Not really related but do we really need 4 different unicode symbols for the same glyph? It's not even like it represents different things - whats the difference between a tricolon and triple colon or the difference between a vertical ellipsis and a presentation form of vertical horizontal ellipsis (which is really a vertical ellipsis described with twice as many words?)
Unicode encodes symbols rather than glyphs. That is why there are different code points for say latin o and greek omicron even though they look the same. It also distinguishes between punctuation symbols and mathematical operators, like between dash and minus, even though they look similar.
As for the "presentation forms" they are not semantically different and are mostly a compatibility thing:
A: Presentation forms are ligatures or glyph variants that are normally not encoded but are forms that show up during presentation of text, normally selected automatically by the layout software. A typical example are the positional forms for Arabic letters.
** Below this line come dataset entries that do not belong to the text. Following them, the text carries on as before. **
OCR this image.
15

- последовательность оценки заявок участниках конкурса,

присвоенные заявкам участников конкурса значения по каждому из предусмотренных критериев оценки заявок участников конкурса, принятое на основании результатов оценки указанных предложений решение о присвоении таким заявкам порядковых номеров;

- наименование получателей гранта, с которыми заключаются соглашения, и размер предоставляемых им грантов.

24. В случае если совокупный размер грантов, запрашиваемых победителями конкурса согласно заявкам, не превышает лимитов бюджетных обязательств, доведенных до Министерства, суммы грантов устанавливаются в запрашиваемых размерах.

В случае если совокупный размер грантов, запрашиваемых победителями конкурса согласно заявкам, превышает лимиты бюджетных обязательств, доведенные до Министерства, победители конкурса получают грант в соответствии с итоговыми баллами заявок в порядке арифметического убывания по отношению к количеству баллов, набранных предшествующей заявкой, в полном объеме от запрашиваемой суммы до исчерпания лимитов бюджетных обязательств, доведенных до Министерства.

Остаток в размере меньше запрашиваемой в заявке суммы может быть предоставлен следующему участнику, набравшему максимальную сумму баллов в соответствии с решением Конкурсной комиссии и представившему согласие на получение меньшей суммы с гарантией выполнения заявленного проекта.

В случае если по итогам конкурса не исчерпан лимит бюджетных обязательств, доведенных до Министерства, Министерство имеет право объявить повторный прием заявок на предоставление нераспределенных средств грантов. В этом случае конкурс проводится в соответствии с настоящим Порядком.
These don't need to be encoded, because the layout software determines the correct form from context.
For historical reasons, a substantial number of presentation forms were encoded in Unicode as compatibility characters, because legacy software or data included them.
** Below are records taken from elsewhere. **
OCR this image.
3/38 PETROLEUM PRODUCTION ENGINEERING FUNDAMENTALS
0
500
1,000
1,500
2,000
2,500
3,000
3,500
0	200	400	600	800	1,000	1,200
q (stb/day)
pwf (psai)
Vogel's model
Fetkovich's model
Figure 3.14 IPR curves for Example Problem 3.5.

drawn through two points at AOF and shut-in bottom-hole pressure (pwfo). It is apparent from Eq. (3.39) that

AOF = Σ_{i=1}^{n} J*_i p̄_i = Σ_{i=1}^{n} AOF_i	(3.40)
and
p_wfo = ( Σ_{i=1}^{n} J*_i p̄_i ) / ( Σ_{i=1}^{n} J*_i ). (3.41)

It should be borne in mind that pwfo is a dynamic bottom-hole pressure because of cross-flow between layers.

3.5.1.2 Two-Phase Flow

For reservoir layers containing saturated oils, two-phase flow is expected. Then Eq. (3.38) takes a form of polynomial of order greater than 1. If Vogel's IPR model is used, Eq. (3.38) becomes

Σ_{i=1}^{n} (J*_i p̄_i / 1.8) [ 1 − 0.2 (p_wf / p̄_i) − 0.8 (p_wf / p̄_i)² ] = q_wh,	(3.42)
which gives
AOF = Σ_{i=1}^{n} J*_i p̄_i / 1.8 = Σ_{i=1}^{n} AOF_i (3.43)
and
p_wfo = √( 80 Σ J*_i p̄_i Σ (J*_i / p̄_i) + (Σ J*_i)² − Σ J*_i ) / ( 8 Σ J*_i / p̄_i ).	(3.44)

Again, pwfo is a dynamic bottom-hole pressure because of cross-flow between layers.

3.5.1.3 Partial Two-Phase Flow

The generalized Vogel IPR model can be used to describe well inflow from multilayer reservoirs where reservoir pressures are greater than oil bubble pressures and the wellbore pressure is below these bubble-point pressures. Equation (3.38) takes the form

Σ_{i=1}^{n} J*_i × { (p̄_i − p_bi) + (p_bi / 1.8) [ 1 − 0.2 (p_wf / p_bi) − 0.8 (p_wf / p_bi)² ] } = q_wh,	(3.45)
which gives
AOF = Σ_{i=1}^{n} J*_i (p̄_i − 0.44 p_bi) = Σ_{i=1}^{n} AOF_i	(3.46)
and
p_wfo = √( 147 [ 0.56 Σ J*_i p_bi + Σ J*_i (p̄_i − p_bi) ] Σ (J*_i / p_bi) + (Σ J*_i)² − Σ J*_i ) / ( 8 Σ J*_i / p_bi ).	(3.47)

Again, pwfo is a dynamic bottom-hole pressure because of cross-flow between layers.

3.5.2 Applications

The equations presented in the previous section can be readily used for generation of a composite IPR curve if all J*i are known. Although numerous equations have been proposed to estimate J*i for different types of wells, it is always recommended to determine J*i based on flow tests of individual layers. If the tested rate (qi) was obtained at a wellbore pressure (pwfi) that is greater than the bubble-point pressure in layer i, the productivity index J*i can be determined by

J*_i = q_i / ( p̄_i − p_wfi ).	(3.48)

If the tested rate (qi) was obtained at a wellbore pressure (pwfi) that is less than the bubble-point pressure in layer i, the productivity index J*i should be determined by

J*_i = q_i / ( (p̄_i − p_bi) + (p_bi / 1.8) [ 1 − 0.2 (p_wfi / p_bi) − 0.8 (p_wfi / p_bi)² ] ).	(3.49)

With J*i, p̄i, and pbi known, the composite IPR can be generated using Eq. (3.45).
And yet, they do not have a mathematical italic "h" letter, using the reasoning that the Planck constant (ℎ) already exists. But this character looks out of place compared to the rest of the italic letters in many fonts.
Oh thank you for pointing that out! There is also a lack of indices and exponents, among the most importants (can't remember but letters like i, x or n).
You need a font that supports those and superscript-x is a modifier, rather than a subscript, but:
aⁱ U+0271 Superscript Latin Small Letter I
aˣ U+02e3 Modifier Letter Small X
aⁿ U+207f Superscript Latin Small Letter N
aᵢ U+1d62 Latin Subscript Latin Small Letter I
aₓ U+2093 Latin Subscript Latin Small Letter X
aₙ U+2099 Latin Subscript Latin Small Letter N
I use DejaVu Sans Mono that is free and has some coverage, though it's missing the most inopportune ones.
But you're right that there are many missing, either from the sub- and supescript ranges or from modifiers (or both).
Edit: there's a page on wikipedia with a very complete list of unicode sub- and super-scripts _and other characters that can be used as such_:
I don't think it's that simple. ASCII and ISO 8859 didn't have luxurious code spaces, so they had less semantics than Unicode. Unicode, as it's name implies, tries to unify these (and other) codesets. When unifying codesets you sometimes have to decide whether to unify two distinct codepoints for similar glyphs or not, and if not, then semantics intrude via the two codepoints' names (and, therefore, purpose). You might recall that Unicode 2.x tried to unify CJK... -- that was back when Unicode did not have a sufficiently-luxurious code space, and that unification, politically, went badly.
In many ways it might have been better to have exactly one codepoint per distinct glyph, but in practice, the ability to have simple algorithms to map from existing codesets to Unicode, politics, and the ability to distinguish script (in the cases of otherwise-equal codepoints) turned out to be more important.
You could ask the same thing about hypen, dash and minus sign, but they are different in their meaning and as someone who layouts texts I might want to style them differently from each other
I bet the average person on the street would tell you that these are the same and they never thought about hyphen and minus being different. For them all three look like a dash.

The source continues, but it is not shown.